There was so much singing then,
and this was my pleasure too.
We all sang,
The boys in the fields,
The chapels were full of singing, always singing.
Here I lie.
I have had pleasure enough.
I have had singing.
I think my favorite character is William Russ, aged sixty-one, gravedigger. He felt called to be a gravedigger from early days, conducting all sorts of animal funerals as a child, digging his first human grave at 12 and becoming the legal sexton by 13. And he is not afraid to speak his mind. In one case he resents the daughter of an old canon who kicks up a fuss regarding the way Russ has interred her father’s ashes.
Well, of course, as everybody knows, all that family, particularly the daughters, were over-educated. They were old maids. They weren’t cranky because they hadn’t had a man but because they’d had too many old books. Their brains were strained.
He says this about clergy who miscalculate the fees due to the sexton:
And talking of money, I must mention the Table of Fees…You would think it was plain enough but I have to read the damn thing aloud to half the parsons or they’d diddle me out of a mint of money…believe me when it comes to little money matters, parsons are the biggest swindlers on earth.
Russ gets the final chapter and indeed the final word. His bittersweet stream of consciousness is indicative of the kind of honest stories that make up this volume. Having buried 150 to 200 people a year for about 40 or so years, Russ seems particularly candid in summing things up in what could be a metaphor for the ways of life Blythe captures in this time capsule of a book.

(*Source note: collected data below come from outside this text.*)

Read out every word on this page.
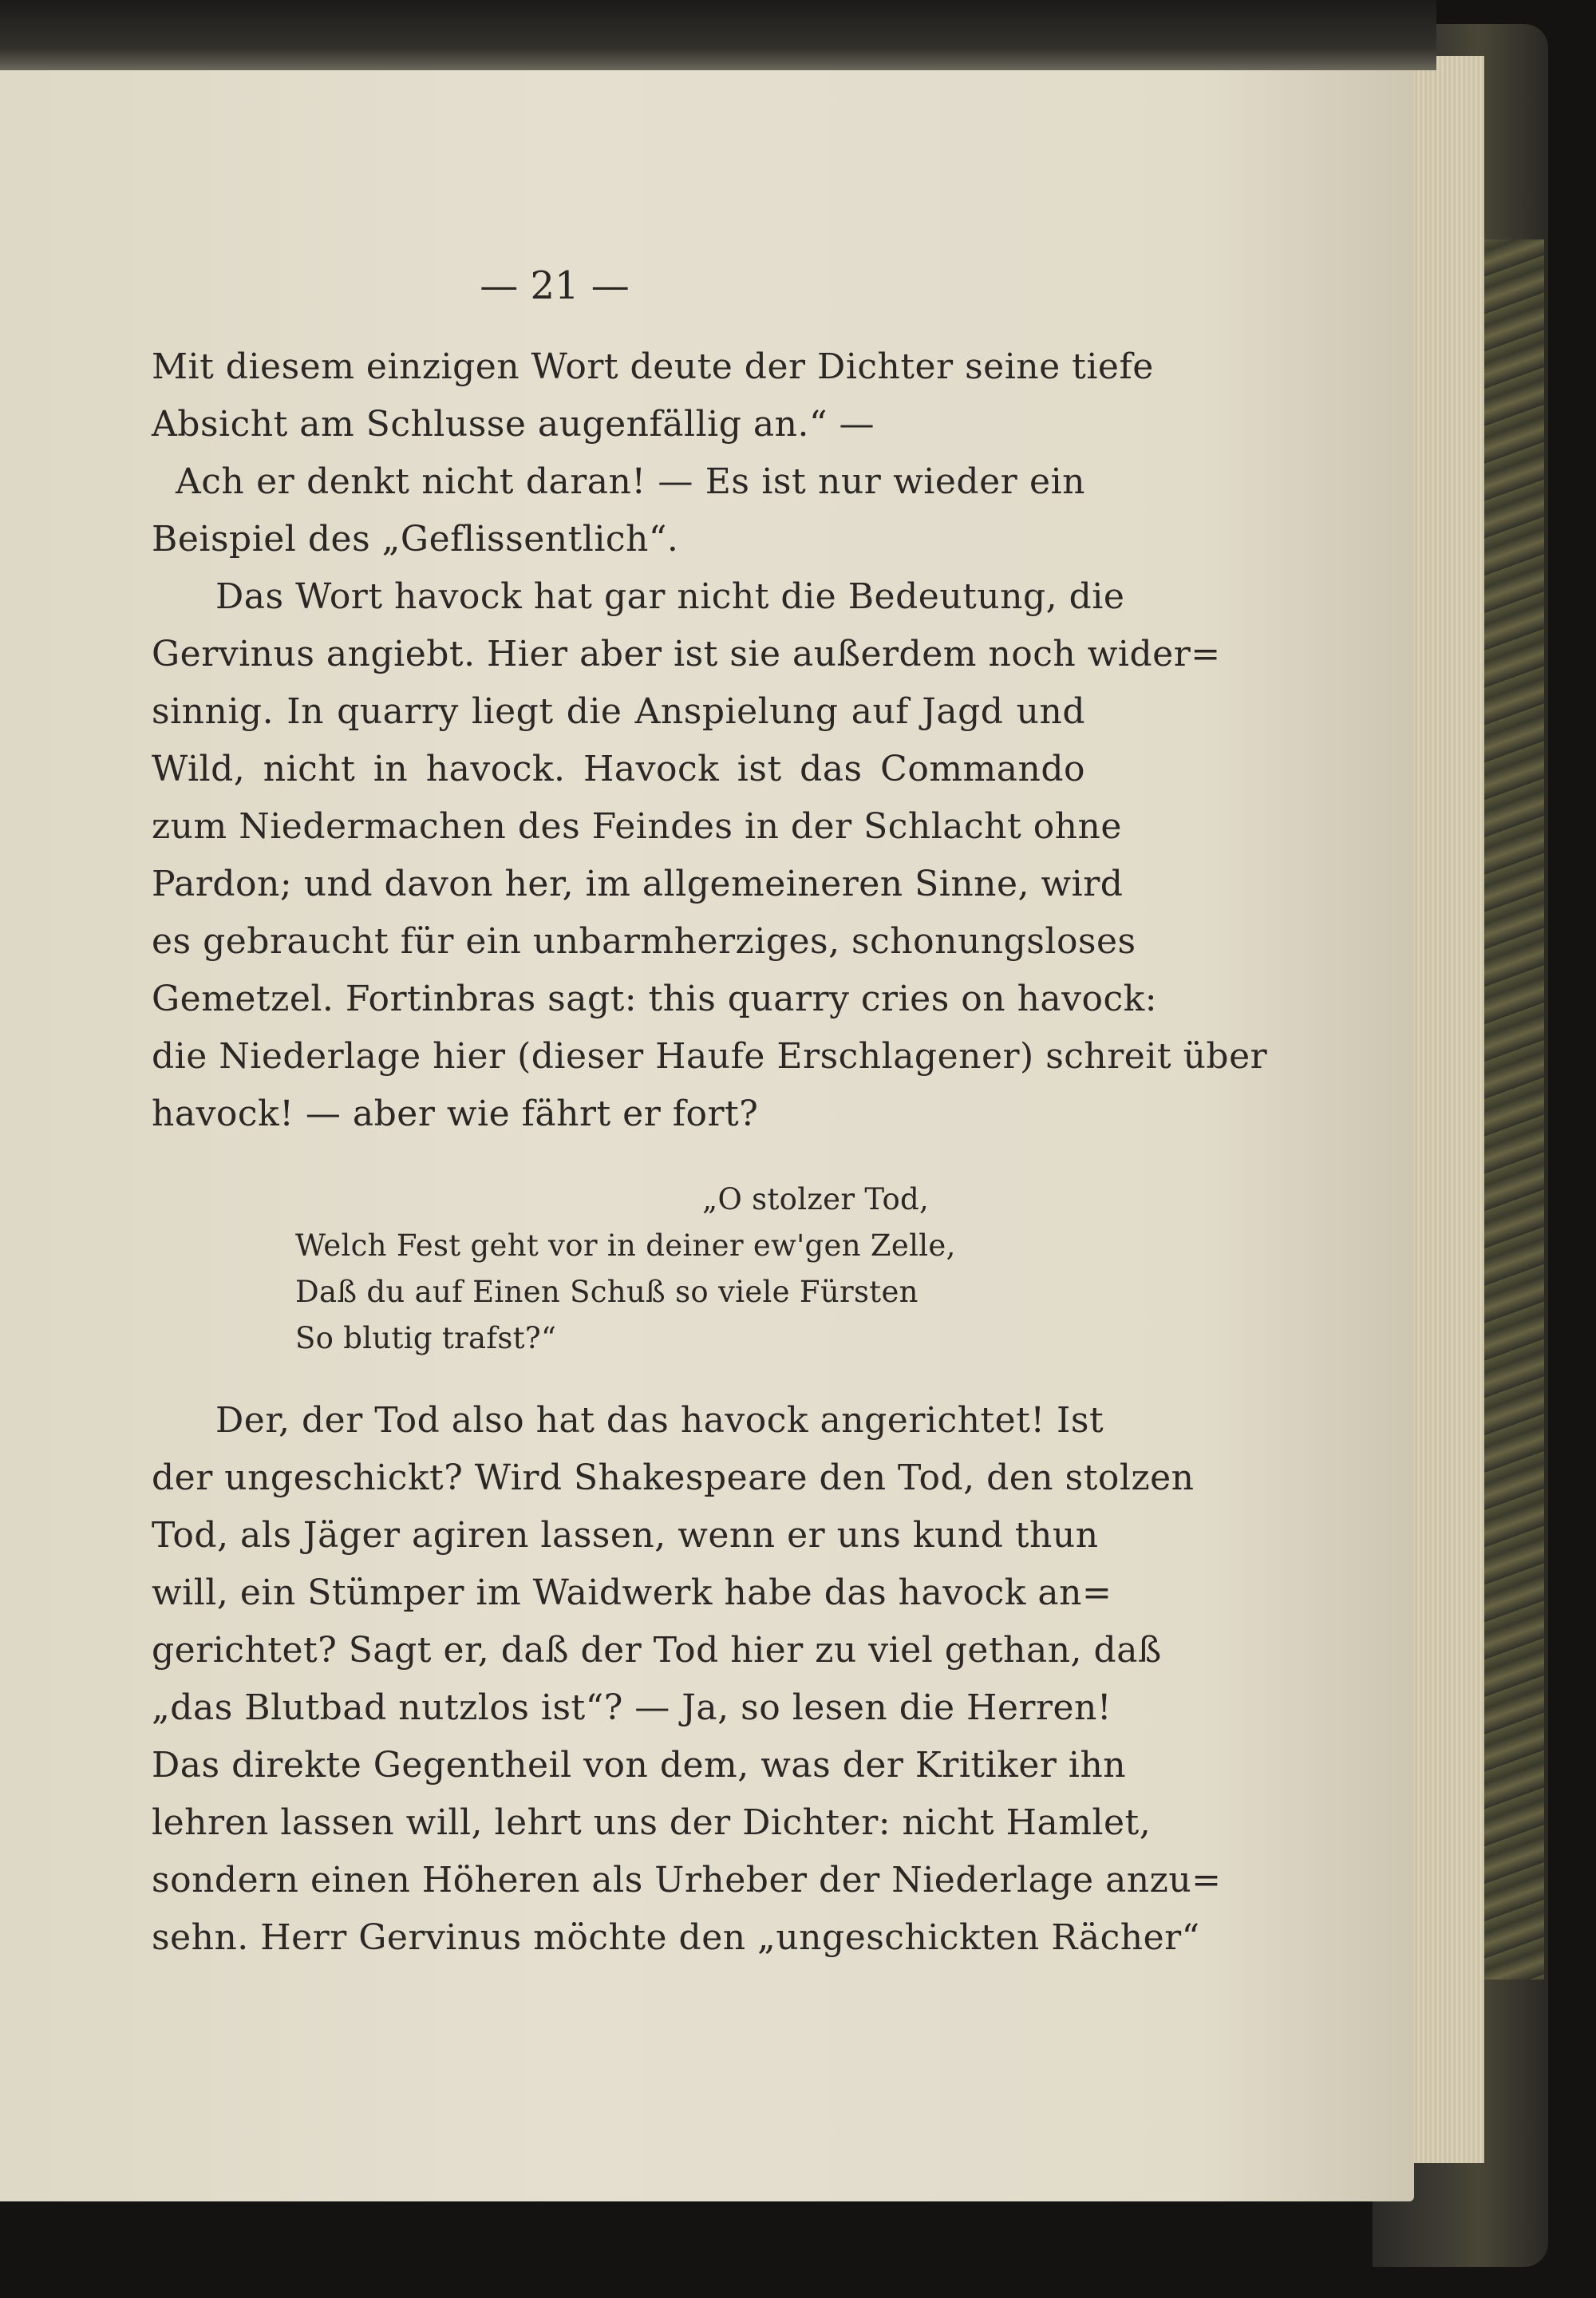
— 21 —
Mit diesem einzigen Wort deute der Dichter seine tiefe
Absicht am Schlusse augenfällig an.“ —
Ach er denkt nicht daran! — Es ist nur wieder ein
Beispiel des „Geflissentlich“.
Das Wort havock hat gar nicht die Bedeutung, die
Gervinus angiebt. Hier aber ist sie außerdem noch wider=
sinnig. In quarry liegt die Anspielung auf Jagd und
Wild, nicht in havock. Havock ist das Commando
zum Niedermachen des Feindes in der Schlacht ohne
Pardon; und davon her, im allgemeineren Sinne, wird
es gebraucht für ein unbarmherziges, schonungsloses
Gemetzel. Fortinbras sagt: this quarry cries on havock:
die Niederlage hier (dieser Haufe Erschlagener) schreit über
havock! — aber wie fährt er fort?
„O stolzer Tod,
Welch Fest geht vor in deiner ew'gen Zelle,
Daß du auf Einen Schuß so viele Fürsten
So blutig trafst?“
Der, der Tod also hat das havock angerichtet! Ist
der ungeschickt? Wird Shakespeare den Tod, den stolzen
Tod, als Jäger agiren lassen, wenn er uns kund thun
will, ein Stümper im Waidwerk habe das havock an=
gerichtet? Sagt er, daß der Tod hier zu viel gethan, daß
„das Blutbad nutzlos ist“? — Ja, so lesen die Herren!
Das direkte Gegentheil von dem, was der Kritiker ihn
lehren lassen will, lehrt uns der Dichter: nicht Hamlet,
sondern einen Höheren als Urheber der Niederlage anzu=
sehn. Herr Gervinus möchte den „ungeschickten Rächer“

I’m not a Christian. I do a lot of things I shouldn’t do, so I can’t count myself as one. Life isn’t as comfortable as it used to be. Nobody wants to know you. I have been widowed for ten years. I go to church every Sunday but nobody speaks to me unless they want something. Snobbish. They’re all snobs now. I’m not blowing my own trumpet, but almost ever since I was born I have been at everybody’s beck and call. I have no family, none at all. No one in all the world is my relation. I never did read a lot. I never could give my mind to it. I talk too much, that is my failing. I come into contact with many people at a serious time, so I have picked up serious conversation. What most folk have once or twice in a lifetime, I have every day. I want to be cremated and my ashes thrown in the air. Straight from the flames to the winds, and let that be that.